What is the health status? The analysis shows that 91 percent of communities had clinics in their suburbs and 57 percent had private doctors facilities in the suburb. Of the households that reported at least one member falling sick in the past three months, 66 percent were food insecure households and 34 percent were food secure. Of the households that lost a member through death about 69 percent were food insecure and 31 percent food secure.

What is the status of HIV and AIDS based on proxies? Most households showing HIV and AIDS proxies were among the poor and very poor and were in the food insecure category. Approximately 39 percent of communities in low density suburbs had no access to HIV and AIDS services, 37 percent in medium density and 25 percent in high density suburbs.

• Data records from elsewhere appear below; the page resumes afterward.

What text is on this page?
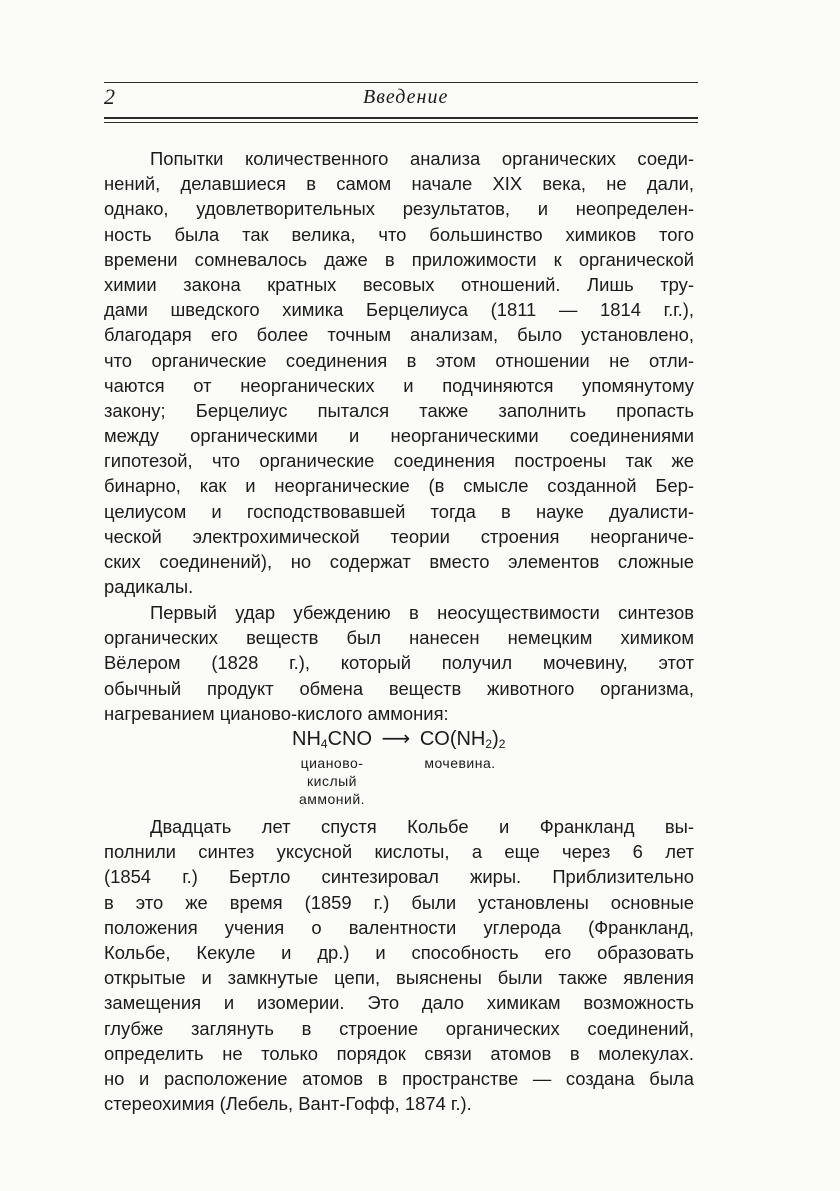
2	Введение
Попытки количественного анализа органических соеди-
нений, делавшиеся в самом начале XIX века, не дали,
однако, удовлетворительных результатов, и неопределен-
ность была так велика, что большинство химиков того
времени сомневалось даже в приложимости к органической
химии закона кратных весовых отношений. Лишь тру-
дами шведского химика Берцелиуса (1811 — 1814 г.г.),
благодаря его более точным анализам, было установлено,
что органические соединения в этом отношении не отли-
чаются от неорганических и подчиняются упомянутому
закону; Берцелиус пытался также заполнить пропасть
между органическими и неорганическими соединениями
гипотезой, что органические соединения построены так же
бинарно, как и неорганические (в смысле созданной Бер-
целиусом и господствовавшей тогда в науке дуалисти-
ческой электрохимической теории строения неорганиче-
ских соединений), но содержат вместо элементов сложные
радикалы.
Первый удар убеждению в неосуществимости синтезов
органических веществ был нанесен немецким химиком
Вёлером (1828 г.), который получил мочевину, этот
обычный продукт обмена веществ животного организма,
нагреванием цианово-кислого аммония:
$NH_4CNO$ ⟶ $CO(NH_2)_2$
цианово-
кислый
аммоний.
мочевина.
Двадцать лет спустя Кольбе и Франкланд вы-
полнили синтез уксусной кислоты, а еще через 6 лет
(1854 г.) Бертло синтезировал жиры. Приблизительно
в это же время (1859 г.) были установлены основные
положения учения о валентности углерода (Франкланд,
Кольбе, Кекуле и др.) и способность его образовать
открытые и замкнутые цепи, выяснены были также явления
замещения и изомерии. Это дало химикам возможность
глубже заглянуть в строение органических соединений,
определить не только порядок связи атомов в молекулах.
но и расположение атомов в пространстве — создана была
стереохимия (Лебель, Вант-Гофф, 1874 г.).
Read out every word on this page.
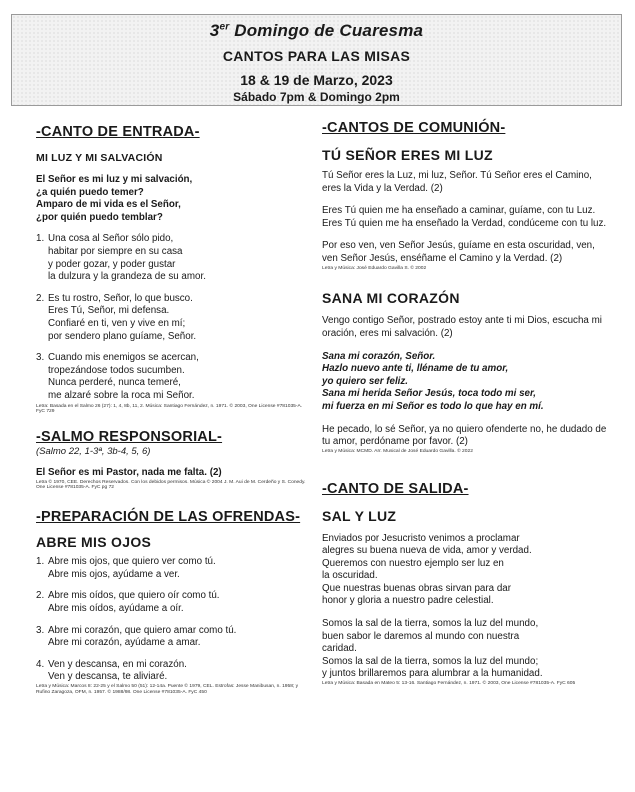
3er Domingo de Cuaresma
CANTOS PARA LAS MISAS
18 & 19 de Marzo, 2023
Sábado 7pm & Domingo 2pm
-CANTO DE ENTRADA-
MI LUZ Y MI SALVACIÓN
El Señor es mi luz y mi salvación,
¿a quién puedo temer?
Amparo de mi vida es el Señor,
¿por quién puedo temblar?
1. Una cosa al Señor sólo pido,
habitar por siempre en su casa
y poder gozar, y poder gustar
la dulzura y la grandeza de su amor.
2. Es tu rostro, Señor, lo que busco.
Eres Tú, Señor, mi defensa.
Confiaré en ti, ven y vive en mí;
por sendero plano guíame, Señor.
3. Cuando mis enemigos se acercan,
tropezándose todos sucumben.
Nunca perderé, nunca temeré,
me alzaré sobre la roca mi Señor.
Letra: Basada en el Salmo 26 (27): 1, 4, 8b, 11, 2. Música: Santiago Fernández, n. 1971. © 2003, One License #781035-A. FyC 729
-SALMO RESPONSORIAL-
(Salmo 22, 1-3ª, 3b-4, 5, 6)
El Señor es mi Pastor, nada me falta. (2)
Letra © 1970, CEE. Derechos Reservados. Con los debidos permisos. Música © 2004 J. M. Aui de M. Cerdeño y S. Conedy. One License #781035-A. FyC pg 72
-PREPARACIÓN DE LAS OFRENDAS-
ABRE MIS OJOS
1. Abre mis ojos, que quiero ver como tú.
Abre mis ojos, ayúdame a ver.
2. Abre mis oídos, que quiero oír como tú.
Abre mis oídos, ayúdame a oír.
3. Abre mi corazón, que quiero amar como tú.
Abre mi corazón, ayúdame a amar.
4. Ven y descansa, en mi corazón.
Ven y descansa, te aliviaré.
Letra y Música: Marcos 8: 22-25 y el Salmo 50 (51): 12-14a. Puente © 1979, CEL. Estrofas: Jesse Manibusan, n. 1958; y Rufino Zaragoza, OFM, n. 1957. © 1988/98. One License #781035-A. FyC 450
-CANTOS DE COMUNIÓN-
TÚ SEÑOR ERES MI LUZ
Tú Señor eres la Luz, mi luz, Señor. Tú Señor eres el Camino, eres la Vida y la Verdad. (2)
Eres Tú quien me ha enseñado a caminar, guíame, con tu Luz. Eres Tú quien me ha enseñado la Verdad, condúceme con tu luz.
Por eso ven, ven Señor Jesús, guíame en esta oscuridad, ven, ven Señor Jesús, enséñame el Camino y la Verdad. (2)
Letra y Música: José Eduardo Gavilla S. © 2002
SANA MI CORAZÓN
Vengo contigo Señor, postrado estoy ante ti mi Dios, escucha mi oración, eres mi salvación. (2)
Sana mi corazón, Señor.
Hazlo nuevo ante ti, lléname de tu amor,
yo quiero ser feliz.
Sana mi herida Señor Jesús, toca todo mi ser,
mi fuerza en mi Señor es todo lo que hay en mí.
He pecado, lo sé Señor, ya no quiero ofenderte no, he dudado de tu amor, perdóname por favor. (2)
Letra y Música: MCMD. Arr. Musical de José Eduardo Gavilla. © 2022
-CANTO DE SALIDA-
SAL Y LUZ
Enviados por Jesucristo venimos a proclamar
alegres su buena nueva de vida, amor y verdad.
Queremos con nuestro ejemplo ser luz en
la oscuridad.
Que nuestras buenas obras sirvan para dar
honor y gloria a nuestro padre celestial.
Somos la sal de la tierra, somos la luz del mundo,
buen sabor le daremos al mundo con nuestra
caridad.
Somos la sal de la tierra, somos la luz del mundo;
y juntos brillaremos para alumbrar a la humanidad.
Letra y Música: Basada en Mateo 5: 13-16. Santiago Fernández, n. 1971. © 2003, One License #781035-A. FyC 605
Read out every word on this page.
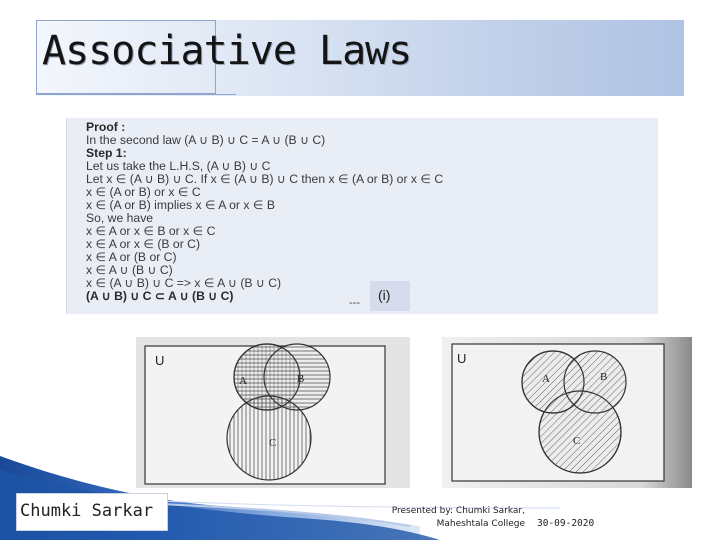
Associative Laws
Proof :
In the second law (A ∪ B) ∪ C = A ∪ (B ∪ C)
Step 1:
Let us take the L.H.S, (A ∪ B) ∪ C
Let x ∈ (A ∪ B) ∪ C. If x ∈ (A ∪ B) ∪ C then x ∈ (A or B) or x ∈ C
x ∈ (A or B) or x ∈ C
x ∈ (A or B) implies x ∈ A or x ∈ B
So, we have
x ∈ A or x ∈ B or x ∈ C
x ∈ A or x ∈ (B or C)
x ∈ A or (B or C)
x ∈ A ∪ (B ∪ C)
x ∈ (A ∪ B) ∪ C => x ∈ A ∪ (B ∪ C)
(A ∪ B) ∪ C ⊂ A ∪ (B ∪ C)	(i)
---
U
A	B
C
U
A	B
C
Chumki Sarkar	Presented by: Chumki Sarkar,
Maheshtala College 30-09-2020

What is the education status? Of the households with at least one child dropping out of school, 85 percent were food insecure and 78 percent of the food insecure households received educational assistance. About 88 percent of the very poor and poor households indicated that they had cut on education expenditure to buy food.

What is the accommodation situation? From the survey, at least 38 percent owned houses whilst 33 percent were lodgers/tenants .House ownership varied across the socio economic groups, with at least 44 percent of the better off owning houses. Most of the poor and very poor lived in shacks. The average number of rooms occupied by the very poor was 2.8 and increased with the socio economic group to 4.3 for the better off.

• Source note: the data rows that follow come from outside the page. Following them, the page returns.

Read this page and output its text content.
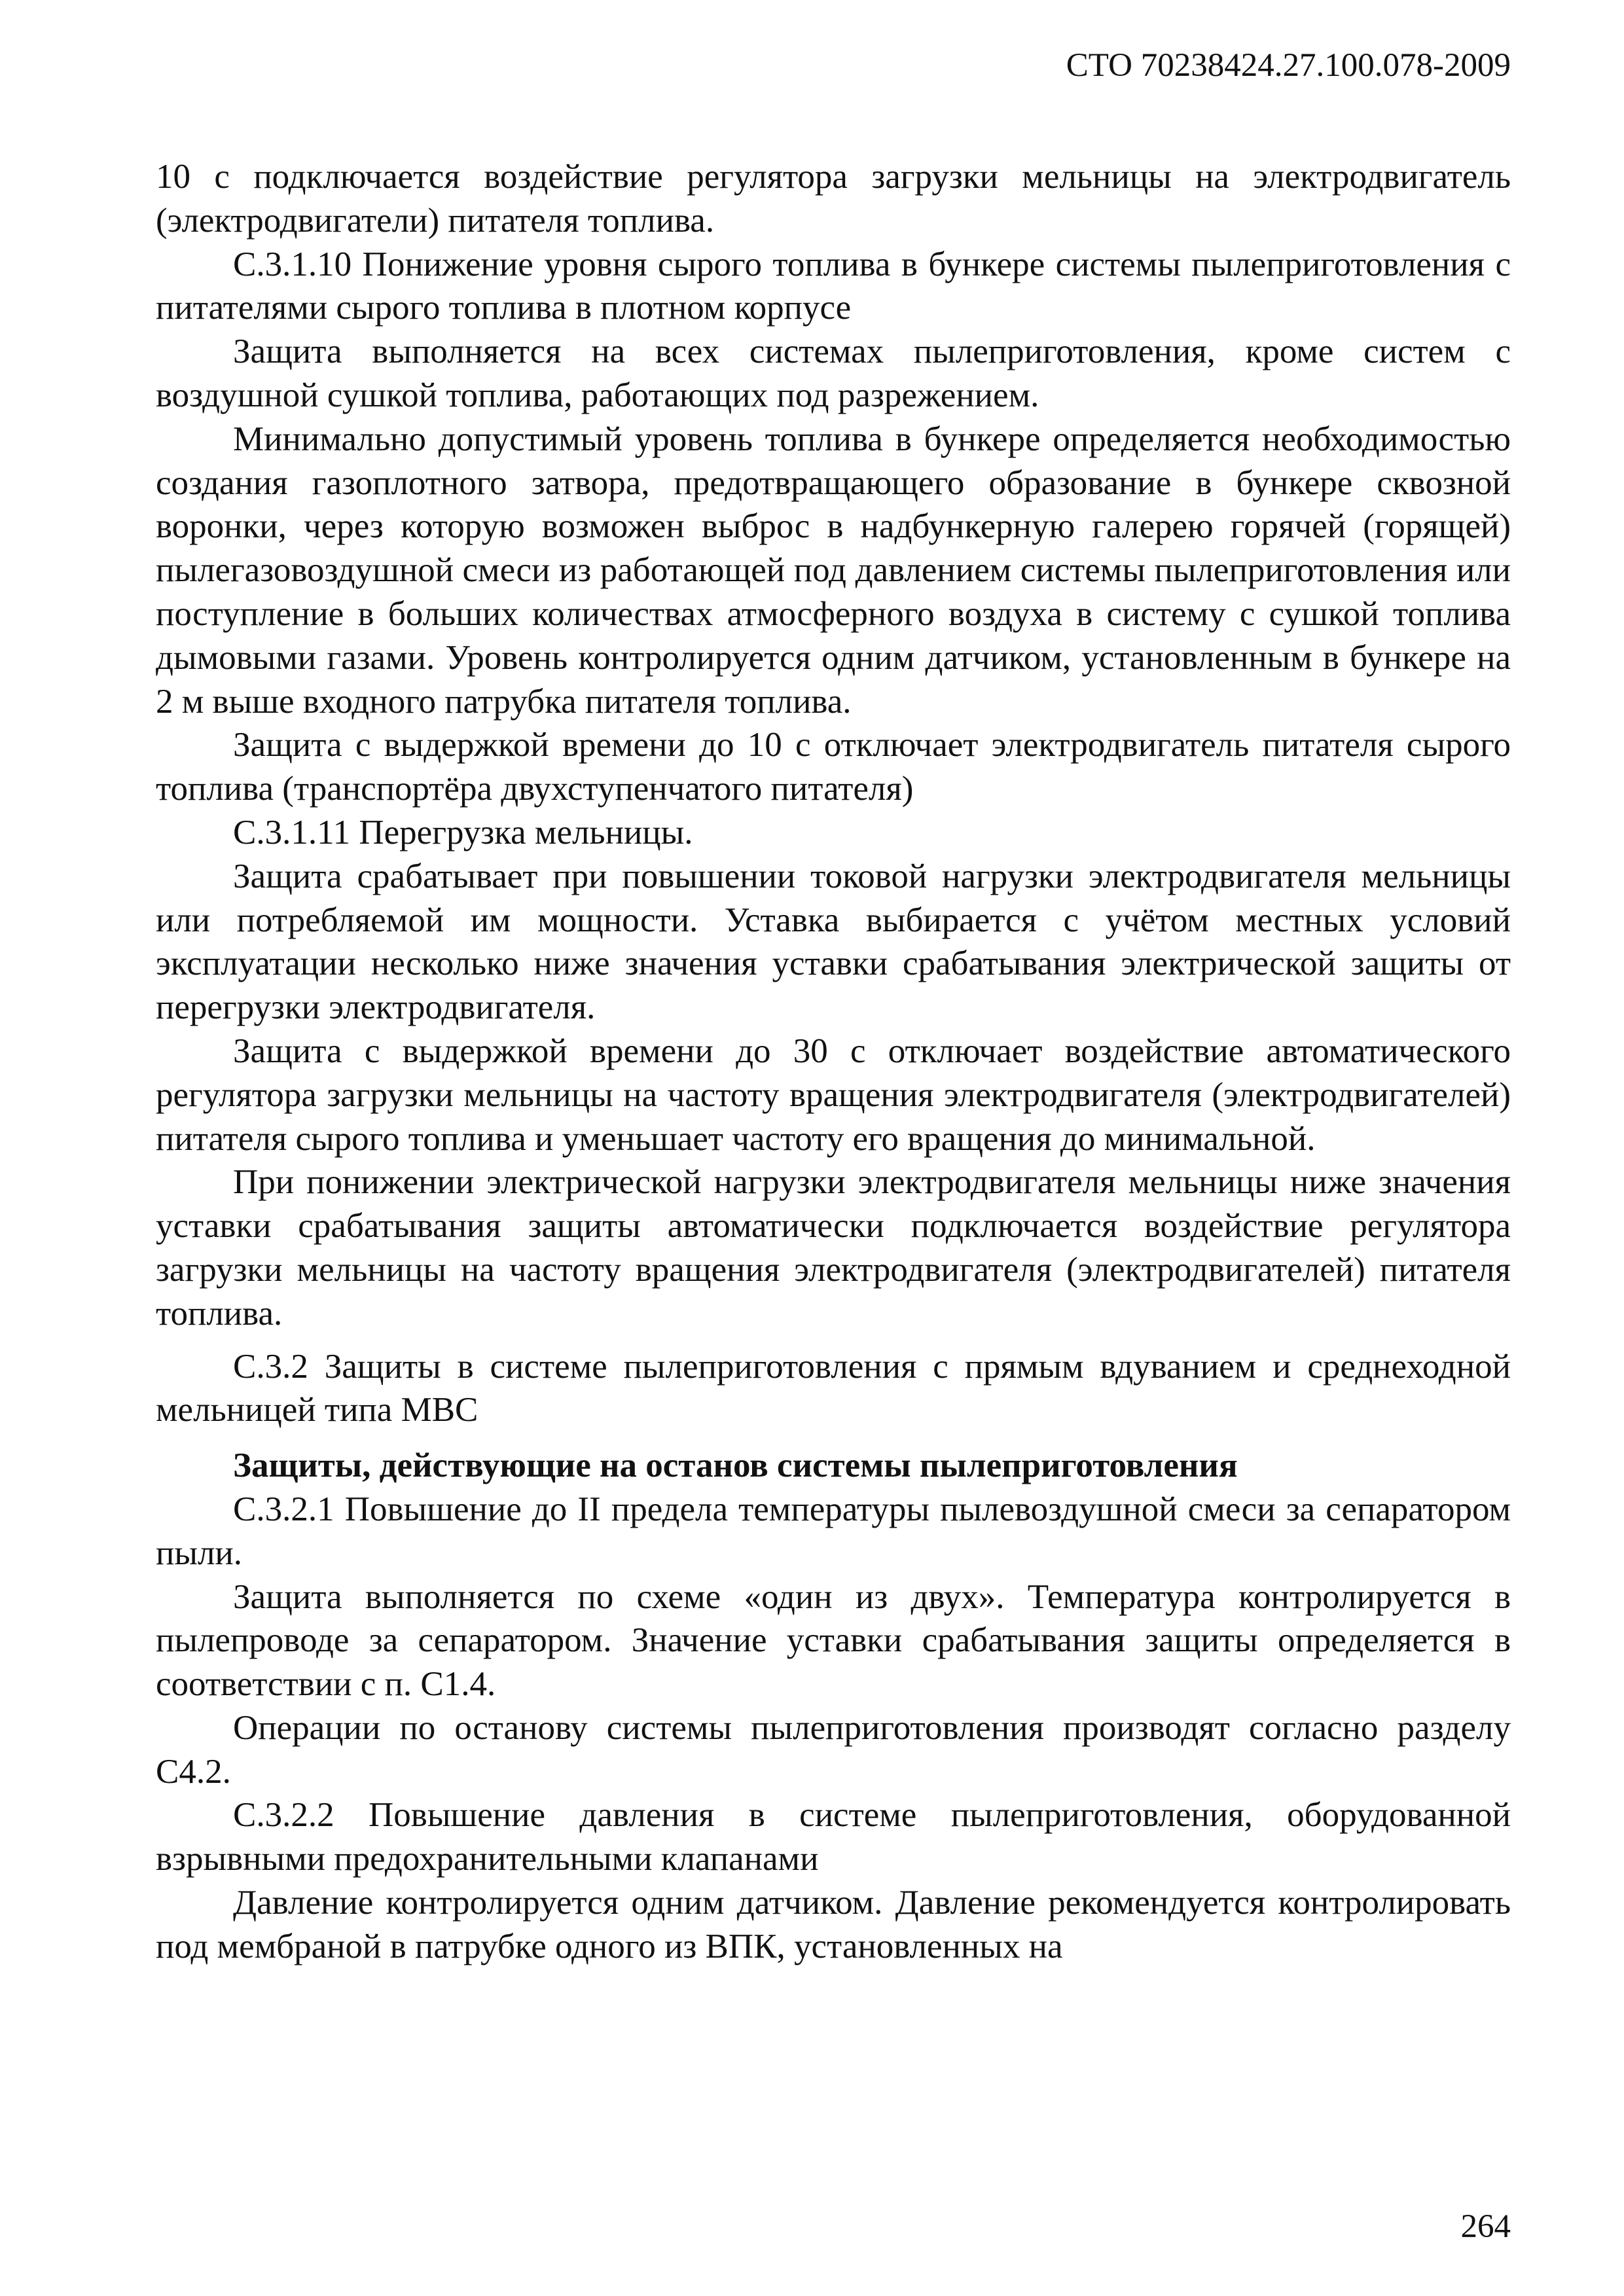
СТО 70238424.27.100.078-2009

10 с подключается воздействие регулятора загрузки мельницы на электродвигатель (электродвигатели) питателя топлива.

С.3.1.10 Понижение уровня сырого топлива в бункере системы пылеприготовления с питателями сырого топлива в плотном корпусе

Защита выполняется на всех системах пылеприготовления, кроме систем с воздушной сушкой топлива, работающих под разрежением.

Минимально допустимый уровень топлива в бункере определяется необходимостью создания газоплотного затвора, предотвращающего образование в бункере сквозной воронки, через которую возможен выброс в надбункерную галерею горячей (горящей) пылегазовоздушной смеси из работающей под давлением системы пылеприготовления или поступление в больших количествах атмосферного воздуха в систему с сушкой топлива дымовыми газами. Уровень контролируется одним датчиком, установленным в бункере на 2 м выше входного патрубка питателя топлива.

Защита с выдержкой времени до 10 с отключает электродвигатель питателя сырого топлива (транспортёра двухступенчатого питателя)

С.3.1.11 Перегрузка мельницы.

Защита срабатывает при повышении токовой нагрузки электродвигателя мельницы или потребляемой им мощности. Уставка выбирается с учётом местных условий эксплуатации несколько ниже значения уставки срабатывания электрической защиты от перегрузки электродвигателя.

Защита с выдержкой времени до 30 с отключает воздействие автоматического регулятора загрузки мельницы на частоту вращения электродвигателя (электродвигателей) питателя сырого топлива и уменьшает частоту его вращения до минимальной.

При понижении электрической нагрузки электродвигателя мельницы ниже значения уставки срабатывания защиты автоматически подключается воздействие регулятора загрузки мельницы на частоту вращения электродвигателя (электродвигателей) питателя топлива.

С.3.2 Защиты в системе пылеприготовления с прямым вдуванием и среднеходной мельницей типа МВС

Защиты, действующие на останов системы пылеприготовления

С.3.2.1 Повышение до II предела температуры пылевоздушной смеси за сепаратором пыли.

Защита выполняется по схеме «один из двух». Температура контролируется в пылепроводе за сепаратором. Значение уставки срабатывания защиты определяется в соответствии с п. С1.4.

Операции по останову системы пылеприготовления производят согласно разделу С4.2.

С.3.2.2 Повышение давления в системе пылеприготовления, оборудованной взрывными предохранительными клапанами

Давление контролируется одним датчиком. Давление рекомендуется контролировать под мембраной в патрубке одного из ВПК, установленных на

264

Water and sanitation status? At least 90 percent of the households had access to piped water and this include over 40 percent of the very poor. About 87 percent had their water on the premises. Most households in squatter camps used water from unprotected sources. About 55 percent of the population used flush toilets and only 2.6 percent used the bucket or bush for toilet facilities. The number sharing a toilet was as high as 18 people for the very poor and improved with socio economic status decreasing to half for the better off. About 15 percent of the communities reported that refuse was not being collected, with 83 percent of the squatter camps reporting that refuse was not collected. In the high density areas 44 percent of the communities reported that refuse was collected regularly and the rate increased to 57 percent in medium and low density suburbs.

What are the Recommendations?

  • Economic stabilization is required as most households reported price increases/inflation as the greatest shock.
  • Market liberalization of cereals will help the poor as most poor households buy their cereals from parallel markets.
  • The Government through GMB to use the (strategic grain reserve) SGR to stabilize prices in the market as parallel market prices are very high.
  • Health and Education assistance programs should be more properly targeted as even the middle and better off HH benefit from the programs
  • Food aid in the form of targeted subsidies (food stamps, cereals or market targeting) is required for the poor.
  • Production of pulses to increase protein content of the poor in their diet should be encouraged in both rural and urban areas.